Trade small and realise more profit
Are you familiar with baseball? It’s a popular sport in several countries.
The basic idea is that a pitcher throws a ball at a batter, whose goal is to hit the ball. If he does so without the defensive team catching the ball, the batter will advance to a base.
In baseball, one of the best things a better can do is a home run. This occurs when the batter hits the ball over the fence on the perimeter of the field. When this happens, the batter automatically scores a run.
But in order to hit a home run, the batter must swing very hard. This often leads to the batter missing the ball completely and instead getting what is called a strikeout.
The harder batter tries to hit a home run (also known as “swinging for the fences”), the greater the risk of the batter striking out. Therefore, many batters try to simply hit the ball and move to first base instead.
So, what the heck does this have to do with Options trading?
Simple. Continually attempting to make huge profits on every trade, rather than settling for consistent, smaller profits, is the same as swinging for the fences. Don’t do it.
You picked your stock from your watchlist and are ready to trade. Trade small and trade often. I know…It sounds easier said than done. The average option trader will be too stubborn to trade small. They’ll want to make the big money right away…lose discipline and eventually blow out their account.

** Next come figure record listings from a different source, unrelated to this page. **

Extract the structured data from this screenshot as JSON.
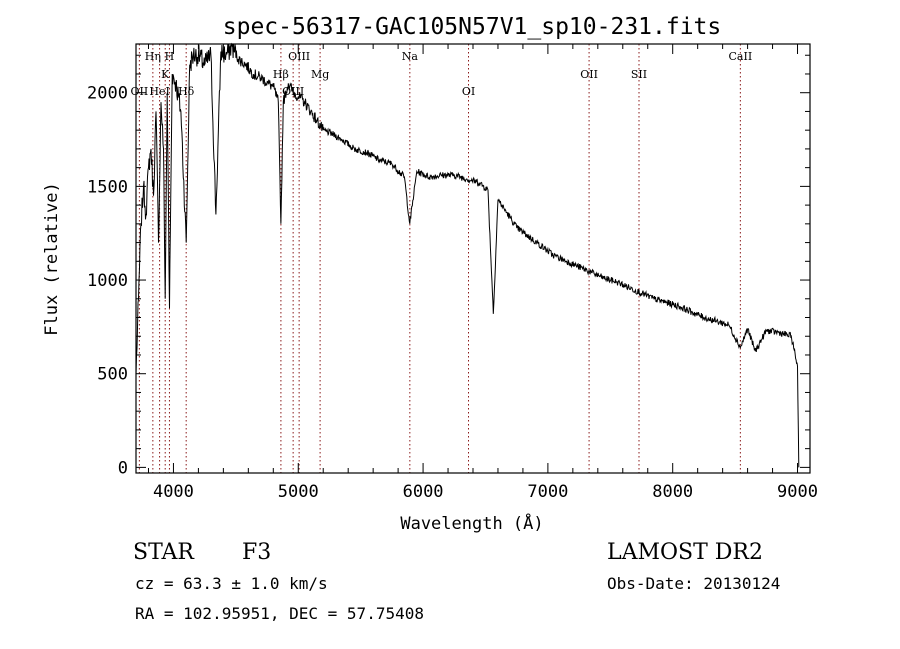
{
  "chart_data": {
    "type": "line",
    "title": "spec-56317-GAC105N57V1_sp10-231.fits",
    "xlabel": "Wavelength (Å)",
    "ylabel": "Flux (relative)",
    "xlim": [
      3700,
      9100
    ],
    "ylim": [
      -30,
      2260
    ],
    "xticks": [
      4000,
      5000,
      6000,
      7000,
      8000,
      9000
    ],
    "yticks": [
      0,
      500,
      1000,
      1500,
      2000
    ],
    "grid": false,
    "line_color": "#000000",
    "marker_color": "#8b1a1a",
    "lines": [
      {
        "label": "OII",
        "wave": 3727,
        "row": 2
      },
      {
        "label": "Hη",
        "wave": 3835,
        "row": 0
      },
      {
        "label": "HeI",
        "wave": 3889,
        "row": 2
      },
      {
        "label": "K",
        "wave": 3934,
        "row": 1
      },
      {
        "label": "H",
        "wave": 3968,
        "row": 0
      },
      {
        "label": "Hδ",
        "wave": 4102,
        "row": 2
      },
      {
        "label": "Hβ",
        "wave": 4861,
        "row": 1
      },
      {
        "label": "OIII",
        "wave": 4959,
        "row": 2
      },
      {
        "label": "OIII",
        "wave": 5007,
        "row": 0
      },
      {
        "label": "Mg",
        "wave": 5175,
        "row": 1
      },
      {
        "label": "Na",
        "wave": 5894,
        "row": 0
      },
      {
        "label": "OI",
        "wave": 6364,
        "row": 2
      },
      {
        "label": "OII",
        "wave": 7330,
        "row": 1
      },
      {
        "label": "SII",
        "wave": 7730,
        "row": 1
      },
      {
        "label": "CaII",
        "wave": 8542,
        "row": 0
      }
    ],
    "spectrum": {
      "x": [
        3700,
        3720,
        3740,
        3760,
        3780,
        3800,
        3820,
        3840,
        3860,
        3880,
        3900,
        3920,
        3934,
        3950,
        3968,
        3990,
        4020,
        4060,
        4102,
        4130,
        4160,
        4200,
        4250,
        4300,
        4340,
        4380,
        4420,
        4470,
        4520,
        4580,
        4640,
        4700,
        4760,
        4800,
        4840,
        4861,
        4880,
        4920,
        4960,
        5000,
        5050,
        5100,
        5150,
        5200,
        5270,
        5350,
        5450,
        5550,
        5650,
        5750,
        5850,
        5894,
        5950,
        6050,
        6150,
        6250,
        6350,
        6450,
        6520,
        6563,
        6600,
        6650,
        6750,
        6850,
        6950,
        7050,
        7150,
        7250,
        7350,
        7450,
        7550,
        7650,
        7750,
        7850,
        7950,
        8050,
        8150,
        8250,
        8350,
        8450,
        8542,
        8600,
        8662,
        8750,
        8850,
        8950,
        9000,
        9010
      ],
      "y": [
        500,
        900,
        1300,
        1500,
        1350,
        1600,
        1700,
        1450,
        1900,
        1200,
        1950,
        1700,
        900,
        2000,
        850,
        2100,
        2050,
        1900,
        1200,
        2150,
        2200,
        2200,
        2150,
        2200,
        1350,
        2220,
        2200,
        2250,
        2180,
        2150,
        2100,
        2080,
        2050,
        2030,
        1950,
        1300,
        1950,
        2050,
        2000,
        1980,
        1950,
        1900,
        1850,
        1800,
        1780,
        1750,
        1700,
        1680,
        1640,
        1620,
        1550,
        1300,
        1580,
        1550,
        1560,
        1560,
        1540,
        1520,
        1480,
        820,
        1430,
        1380,
        1280,
        1230,
        1180,
        1130,
        1100,
        1070,
        1040,
        1010,
        990,
        960,
        930,
        900,
        880,
        860,
        830,
        800,
        780,
        760,
        640,
        740,
        620,
        730,
        720,
        700,
        540,
        0
      ]
    }
  },
  "footer": {
    "object_type": "STAR",
    "subclass": "F3",
    "survey": "LAMOST DR2",
    "velocity": "cz = 63.3 ± 1.0 km/s",
    "obs_date": "Obs-Date: 20130124",
    "coords": "RA = 102.95951, DEC =  57.75408"
  }
}
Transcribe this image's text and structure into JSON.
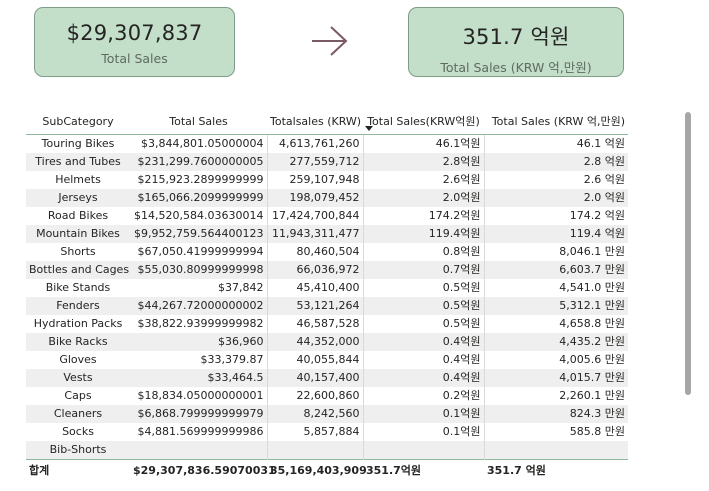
{
  "cards": {
    "total_sales": {
      "value": "$29,307,837",
      "label": "Total Sales"
    },
    "krw_sales": {
      "value": "351.7 억원",
      "label": "Total Sales (KRW 억,만원)"
    }
  },
  "table": {
    "headers": [
      "SubCategory",
      "Total Sales",
      "Totalsales (KRW)",
      "Total Sales(KRW억원)",
      "Total Sales (KRW 억,만원)"
    ],
    "rows": [
      [
        "Touring Bikes",
        "$3,844,801.05000004",
        "4,613,761,260",
        "46.1억원",
        "46.1 억원"
      ],
      [
        "Tires and Tubes",
        "$231,299.7600000005",
        "277,559,712",
        "2.8억원",
        "2.8 억원"
      ],
      [
        "Helmets",
        "$215,923.2899999999",
        "259,107,948",
        "2.6억원",
        "2.6 억원"
      ],
      [
        "Jerseys",
        "$165,066.2099999999",
        "198,079,452",
        "2.0억원",
        "2.0 억원"
      ],
      [
        "Road Bikes",
        "$14,520,584.03630014",
        "17,424,700,844",
        "174.2억원",
        "174.2 억원"
      ],
      [
        "Mountain Bikes",
        "$9,952,759.564400123",
        "11,943,311,477",
        "119.4억원",
        "119.4 억원"
      ],
      [
        "Shorts",
        "$67,050.41999999994",
        "80,460,504",
        "0.8억원",
        "8,046.1 만원"
      ],
      [
        "Bottles and Cages",
        "$55,030.80999999998",
        "66,036,972",
        "0.7억원",
        "6,603.7 만원"
      ],
      [
        "Bike Stands",
        "$37,842",
        "45,410,400",
        "0.5억원",
        "4,541.0 만원"
      ],
      [
        "Fenders",
        "$44,267.72000000002",
        "53,121,264",
        "0.5억원",
        "5,312.1 만원"
      ],
      [
        "Hydration Packs",
        "$38,822.93999999982",
        "46,587,528",
        "0.5억원",
        "4,658.8 만원"
      ],
      [
        "Bike Racks",
        "$36,960",
        "44,352,000",
        "0.4억원",
        "4,435.2 만원"
      ],
      [
        "Gloves",
        "$33,379.87",
        "40,055,844",
        "0.4억원",
        "4,005.6 만원"
      ],
      [
        "Vests",
        "$33,464.5",
        "40,157,400",
        "0.4억원",
        "4,015.7 만원"
      ],
      [
        "Caps",
        "$18,834.05000000001",
        "22,600,860",
        "0.2억원",
        "2,260.1 만원"
      ],
      [
        "Cleaners",
        "$6,868.799999999979",
        "8,242,560",
        "0.1억원",
        "824.3 만원"
      ],
      [
        "Socks",
        "$4,881.569999999986",
        "5,857,884",
        "0.1억원",
        "585.8 만원"
      ],
      [
        "Bib-Shorts",
        "",
        "",
        "",
        ""
      ]
    ],
    "totals": [
      "합계",
      "$29,307,836.59070031",
      "35,169,403,909",
      "351.7억원",
      "351.7 억원"
    ]
  }
}
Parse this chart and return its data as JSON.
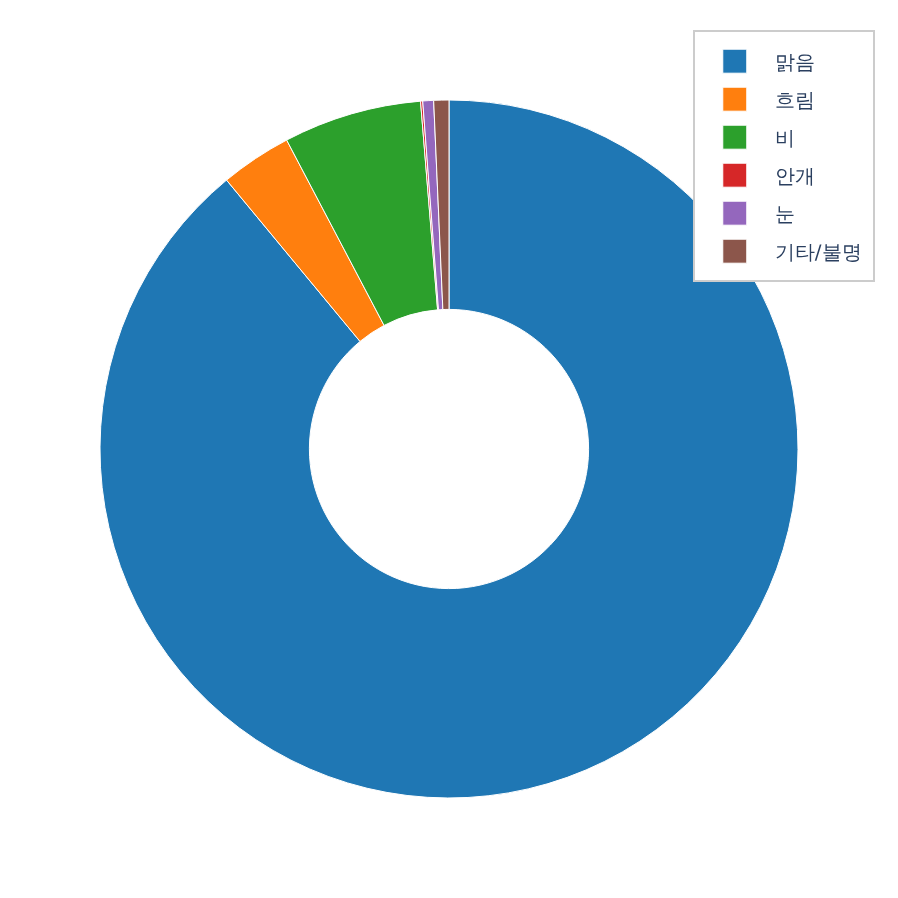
{
  "chart_data": {
    "type": "donut",
    "categories": [
      "맑음",
      "흐림",
      "비",
      "안개",
      "눈",
      "기타/불명"
    ],
    "values": [
      89.0,
      3.3,
      6.4,
      0.1,
      0.5,
      0.7
    ],
    "colors": [
      "#1f77b4",
      "#ff7f0e",
      "#2ca02c",
      "#d62728",
      "#9467bd",
      "#8c564b"
    ],
    "legend": "top right"
  }
}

To do this thing right, you’ve got to trade small and learn from your lessons. Unfortunately, most individuals don’t have that type of patience.
“Many novice traders think this is a get rich quick business. It’s not. It’s a get poor quick business if you don’t control risk and your emotions.”
– Gary Savage, Smart Money Tracker
Especially for people who are starting with any type of trading and doesn’t have a large account they need to be cautious in their trading. They should have a Trading Plan with a Trade Small and Trade Often strategy.
Everybody has an amount of money to trade with. Some has more money than other. Regardless your account size, how do you decide how much money to use for each trade? You don’t want to allocate too much capital in one trade and have the risk of loosing it.
TRADE SMALL using single contract spreads on few dollar-wide strikes so your losing trades don’t lose you that much. Many small profits will make up a big account.
TRADE OFTEN so the higher number of occurrences gets the “law of large numbers” mathematical theory to work in your favour. Have a lot of trades on at any given time as your account balance allows. Don’t risk more than half of your account size at risk at any given time
Your long-run odds of success are much better if you routinely risk $70 on each of ten trades rather than $700 on one trade.
Click on the picture below to watch the video about Trade Small and Trade Often.
If winning and losing trades were evenly distributed trade size would not be a big issue. The problem is that winning and losing trades will often run in streaks. No trader knows how bad their worst streak will be until it happens and large position sizes can hurt your account balance during these streaks. Unless you trade size is small, loosing a few trades at a row will not ruin you. Better to win regularly than to loose big every other trade. A lot of small profits let your trading account grow.